Sergio Moro transfigurou-se, domingo passado, em ícone político. Nome e rosto estampados em meio às multidões, ele ocupou o lugar que, até há pouco, pertencia a Joaquim Barbosa. Repetindo as injúrias desfechadas contra o ex-presidente do STF, os “jornalistas” palacianos acusam-no de conduzir uma campanha de perseguição política. De fato, o juiz de Curitiba fundamenta seus atos em sólidos argumentos legais, que têm encontrado amparo nas instâncias jurídicas superiores. Contudo, ao mesmo tempo, suas manifestações, bem como as dos procuradores e delegados da força-tarefa da Lava Jato, estão permeadas pelo timing e pela gramática da linguagem política. Existe um Moro político, cujos contornos devem ser buscados na tensão dilacerante entre o ideal da república democrática e a realidade da “república dos companheiros”.
Segundo o ideal da república democrática, a esfera pública desdobra-se nos domínios da política e da administração. Os partidos operam no primeiro, formulando plataformas de governo e produzindo legislação. O segundo, em contraste, pertence a uma burocracia profissional, meritocrática e não-partidária, que conduz a máquina pública conforme regras legais. À luz desse ideal, a corrupção política é uma aberração escandalosa, decorrente de uma brecha na cerca que demarca os dois domínios.
O Brasil nunca chegou perto da utopia da república democrática. O lulopetismo, porém, sem desvencilhar-se da herança nacional patrimonialista, elevou a corrupção a um novo patamar. A mudança não é (apenas) de zeros à direita, mas de paradigma. Da tradição comunista, o PT nada conserva a não ser o desprezo à república “burguesa”, isto é, ao conceito de separação entre política e administração. O Moro político nasce da indignação social contra a ocupação partidária da máquina estatal.
Na “era do lulopetismo”, amarraram-se os antigos fios do patrimonialismo com os nós da politização da administração pública. A propaganda oficial do governo e das empresas estatais difunde mensagens ideológicas. Por meio de financiamentos subsidiados, o BNDES teceu alianças entre o PT e o alto empresariado enquanto, no campo externo, amparava os regimes dos “companheiros” castristas e bolivarianos. Ministérios foram cedidos, “de porteira fechada”, a partidos da base governista. Inventaram-se secretarias especiais que funcionam como pátios de folguedos de movimentos sociais. As diretorias das estatais foram loteadas entre operadores do PT e de partidos aliados, semeando-se o terreno onde brotou a árvore do “petrolão”. A aversão a esse estado de coisas manifesta-se pela celebração do juiz de Curitiba.
[su_quote]Ao impugnar a politização da administração pública, a Lava Jato desafia a estabilidade do Brasil[/su_quote]

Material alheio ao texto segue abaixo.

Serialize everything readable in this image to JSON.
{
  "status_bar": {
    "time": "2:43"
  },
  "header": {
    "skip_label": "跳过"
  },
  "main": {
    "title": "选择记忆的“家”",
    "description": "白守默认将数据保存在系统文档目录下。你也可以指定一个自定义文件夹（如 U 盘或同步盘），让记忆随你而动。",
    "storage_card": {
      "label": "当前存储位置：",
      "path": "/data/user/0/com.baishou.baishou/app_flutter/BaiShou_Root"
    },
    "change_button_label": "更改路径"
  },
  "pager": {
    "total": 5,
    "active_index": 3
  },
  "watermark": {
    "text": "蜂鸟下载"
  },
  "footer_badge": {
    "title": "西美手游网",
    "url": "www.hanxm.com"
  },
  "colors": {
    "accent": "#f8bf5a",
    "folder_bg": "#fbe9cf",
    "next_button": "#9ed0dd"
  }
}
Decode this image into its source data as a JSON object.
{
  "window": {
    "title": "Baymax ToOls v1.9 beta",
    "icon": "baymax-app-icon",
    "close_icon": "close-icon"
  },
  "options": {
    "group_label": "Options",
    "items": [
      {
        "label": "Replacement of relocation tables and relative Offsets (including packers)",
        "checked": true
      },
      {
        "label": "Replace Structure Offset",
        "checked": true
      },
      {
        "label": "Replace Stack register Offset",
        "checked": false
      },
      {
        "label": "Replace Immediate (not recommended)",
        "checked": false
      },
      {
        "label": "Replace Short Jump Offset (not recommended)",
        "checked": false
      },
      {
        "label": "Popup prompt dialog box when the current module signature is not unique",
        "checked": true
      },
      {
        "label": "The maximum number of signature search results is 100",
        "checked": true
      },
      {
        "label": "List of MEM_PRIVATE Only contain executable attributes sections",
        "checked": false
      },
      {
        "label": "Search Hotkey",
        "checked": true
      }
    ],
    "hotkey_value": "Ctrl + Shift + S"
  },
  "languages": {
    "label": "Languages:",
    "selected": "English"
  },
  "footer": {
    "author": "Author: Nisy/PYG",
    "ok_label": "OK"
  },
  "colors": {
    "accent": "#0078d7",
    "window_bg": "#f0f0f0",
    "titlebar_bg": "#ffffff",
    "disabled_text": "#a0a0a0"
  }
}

Há mais que isso, entretanto. A marcha batida da ocupação partidária do Estado representa, potencialmente, uma ameaça à autonomia do Judiciário, do Ministério Público e da Polícia Federal. A Lava Jato é, além de uma operação anticorrupção, um levante de instituições estatais decididas a preservar suas próprias prerrogativas constitucionais. Por isso, todos os seus atores têm plena consciência de que estão inscritos numa arena política e midiática. Moro não fala apenas nos autos, mas emite mensagens políticas nas suas ordens de prisão preventiva. Os procuradores descrevem, pedagogicamente, a estrutura das redes de corrupção que associam empresários e operadores partidários. Os delegados fabricam signos políticos quando escolhem os nomes das fases da Lava Jato.
Ao impugnar a politização da administração pública, a insurgência da Lava Jato desafia a estabilidade do Brasil oficial. Moro faz política porque evoca, num país empapado de cinismo, a utopia da república democrática. Há motivos para que seja celebrado nas ruas. Contudo, no fim das contas, a ruptura que simboliza só pode ser concluída pela ação de representantes eleitos pelo povo. Um juiz ajuda, mas não salva.